Pearson Correlation Coefficient

The Pearson correlation coefficient, $ r $, measures the linear relationship between two variables. $$ r = \frac{\sum{(X - \bar{X})(Y - \bar{Y})}}{\sqrt{\sum{(X - \bar{X})^2} \sum{(Y - \bar{Y})^2}}} $$ where $ X $ and $ Y $ are the observed variables, and $ \bar{X} $ and $ \bar{Y} $ are their respective means.

The Pearson coefficient is also known as the Bravais-Pearson correlation coefficient.

This coefficient is dimensionless, meaning it’s unaffected by the units or scale of the variables involved.

The Pearson coefficient ranges from -1 to 1, where:

r = 1 indicates a perfect positive (or direct) correlation; as one variable increases, the other rises proportionally.
r = -1 represents a perfect negative (or inverse) correlation; as one variable increases, the other decreases proportionally.
r = 0 indicates no linear correlation between the variables.

It’s important to note that Pearson’s coefficient only measures linear correlation between two variables. It doesn’t capture other types of relationships, such as quadratic, exponential, or curved correlations.

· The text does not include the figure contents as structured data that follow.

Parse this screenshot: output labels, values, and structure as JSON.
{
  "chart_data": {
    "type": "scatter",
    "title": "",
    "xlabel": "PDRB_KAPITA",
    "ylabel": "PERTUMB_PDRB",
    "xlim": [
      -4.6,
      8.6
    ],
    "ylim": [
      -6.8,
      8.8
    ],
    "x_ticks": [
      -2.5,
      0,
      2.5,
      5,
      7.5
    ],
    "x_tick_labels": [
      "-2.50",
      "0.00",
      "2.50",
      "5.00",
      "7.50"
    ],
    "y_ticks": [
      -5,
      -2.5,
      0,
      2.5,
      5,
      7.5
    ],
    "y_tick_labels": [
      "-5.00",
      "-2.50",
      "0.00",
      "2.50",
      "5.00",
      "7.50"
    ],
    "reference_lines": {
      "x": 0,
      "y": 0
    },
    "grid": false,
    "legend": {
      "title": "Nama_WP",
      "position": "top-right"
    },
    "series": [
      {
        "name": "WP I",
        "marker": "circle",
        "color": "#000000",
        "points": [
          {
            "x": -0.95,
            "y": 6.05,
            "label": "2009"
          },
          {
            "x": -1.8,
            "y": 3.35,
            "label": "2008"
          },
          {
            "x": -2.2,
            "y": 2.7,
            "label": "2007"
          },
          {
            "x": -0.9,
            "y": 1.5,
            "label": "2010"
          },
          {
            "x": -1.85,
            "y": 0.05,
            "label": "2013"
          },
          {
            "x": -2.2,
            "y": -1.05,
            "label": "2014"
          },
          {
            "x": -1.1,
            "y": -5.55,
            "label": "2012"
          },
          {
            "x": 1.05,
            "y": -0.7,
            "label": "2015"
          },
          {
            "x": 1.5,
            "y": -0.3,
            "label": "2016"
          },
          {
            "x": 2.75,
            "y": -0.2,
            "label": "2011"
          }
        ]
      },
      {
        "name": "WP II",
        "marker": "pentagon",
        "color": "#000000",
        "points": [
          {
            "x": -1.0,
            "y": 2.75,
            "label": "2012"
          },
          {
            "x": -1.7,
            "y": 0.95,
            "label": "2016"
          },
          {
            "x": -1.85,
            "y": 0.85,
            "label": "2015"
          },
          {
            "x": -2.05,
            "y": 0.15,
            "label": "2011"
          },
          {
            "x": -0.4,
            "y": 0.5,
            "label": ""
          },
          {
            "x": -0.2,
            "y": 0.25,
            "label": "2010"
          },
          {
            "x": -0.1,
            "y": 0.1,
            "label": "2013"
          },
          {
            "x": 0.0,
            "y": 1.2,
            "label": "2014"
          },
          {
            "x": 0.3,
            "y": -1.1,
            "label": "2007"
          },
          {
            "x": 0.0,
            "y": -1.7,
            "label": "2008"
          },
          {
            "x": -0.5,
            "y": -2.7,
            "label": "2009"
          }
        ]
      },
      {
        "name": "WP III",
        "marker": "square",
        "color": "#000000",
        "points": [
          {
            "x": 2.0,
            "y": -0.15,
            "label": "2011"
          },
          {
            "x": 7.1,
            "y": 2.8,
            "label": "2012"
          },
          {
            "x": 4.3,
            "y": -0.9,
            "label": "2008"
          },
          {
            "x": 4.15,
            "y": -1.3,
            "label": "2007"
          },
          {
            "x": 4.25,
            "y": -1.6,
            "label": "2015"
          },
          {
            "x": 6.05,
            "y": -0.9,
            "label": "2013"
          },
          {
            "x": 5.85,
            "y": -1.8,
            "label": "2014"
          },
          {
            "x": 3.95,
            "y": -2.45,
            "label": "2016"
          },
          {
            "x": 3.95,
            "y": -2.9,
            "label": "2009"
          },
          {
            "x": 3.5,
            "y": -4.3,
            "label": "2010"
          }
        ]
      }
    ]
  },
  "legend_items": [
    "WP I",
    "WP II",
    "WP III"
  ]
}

When variables are linked in a non-linear way, the Pearson coefficient may appear low or even zero, even if a strong relationship exists between them.

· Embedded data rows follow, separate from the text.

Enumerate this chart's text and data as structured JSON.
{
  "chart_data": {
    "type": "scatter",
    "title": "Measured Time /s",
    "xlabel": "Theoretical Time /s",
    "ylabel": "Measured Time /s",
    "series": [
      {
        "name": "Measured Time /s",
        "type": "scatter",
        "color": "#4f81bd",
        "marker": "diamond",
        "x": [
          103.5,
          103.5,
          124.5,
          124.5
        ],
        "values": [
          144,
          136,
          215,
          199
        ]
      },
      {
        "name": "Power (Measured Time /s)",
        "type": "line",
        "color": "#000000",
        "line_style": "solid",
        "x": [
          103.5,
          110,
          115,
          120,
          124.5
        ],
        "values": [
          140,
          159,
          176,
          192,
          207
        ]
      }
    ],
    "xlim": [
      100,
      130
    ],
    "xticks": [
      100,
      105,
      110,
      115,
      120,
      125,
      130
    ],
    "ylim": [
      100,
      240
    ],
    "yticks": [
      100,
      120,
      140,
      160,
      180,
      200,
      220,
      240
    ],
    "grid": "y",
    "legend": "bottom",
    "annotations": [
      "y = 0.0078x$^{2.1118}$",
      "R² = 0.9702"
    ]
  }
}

Correlation doesn’t imply causation. A high correlation doesn’t necessarily mean that one variable causes the other; both might depend on a third factor. Likewise, a lack of correlation doesn’t rule out causation—there could be a hidden causal relationship affected by non-linear factors. Correlation reflects a statistical link, while causation suggests a direct effect of one variable on the other.

An Example in Practice
Calculating the Correlation Coefficient Using Regression Coefficients
Pros and Cons of Pearson’s Coefficient

An Example in Practice

Let’s consider a simple dataset with two variables: hours of study (X) and exam scores (Y).

The data collected from five students is shown below:

Student	Study Hours (X)	Score (Y)
A	2	50
B	3	60
C	5	80
D	7	85
E	9	95

Note. This example uses data from only five students, which is a very small sample and may not be representative. However, it helps illustrate the calculation process. Generally, a larger sample provides a clearer view of the correlation between study hours and academic performance.

Calculating the means of the two variables $ X $ and $ Y $:

$$ \bar{X} = \frac{2 + 3 + 5 + 7 + 9}{5} = 5.2 $$

$$ \bar{Y} = \frac{50 + 60 + 80 + 85 + 95}{5} = 74 $$

For each $ X $ and $ Y $ value, calculate the deviations from the mean, $ X - \bar{X} $ and $ Y - \bar{Y} $, and the products of these deviations $ (X - \bar{X})(Y - \bar{Y}) $.

We also square these deviations to get $ (X - \bar{X})^2 $ and $ (Y - \bar{Y})^2 $.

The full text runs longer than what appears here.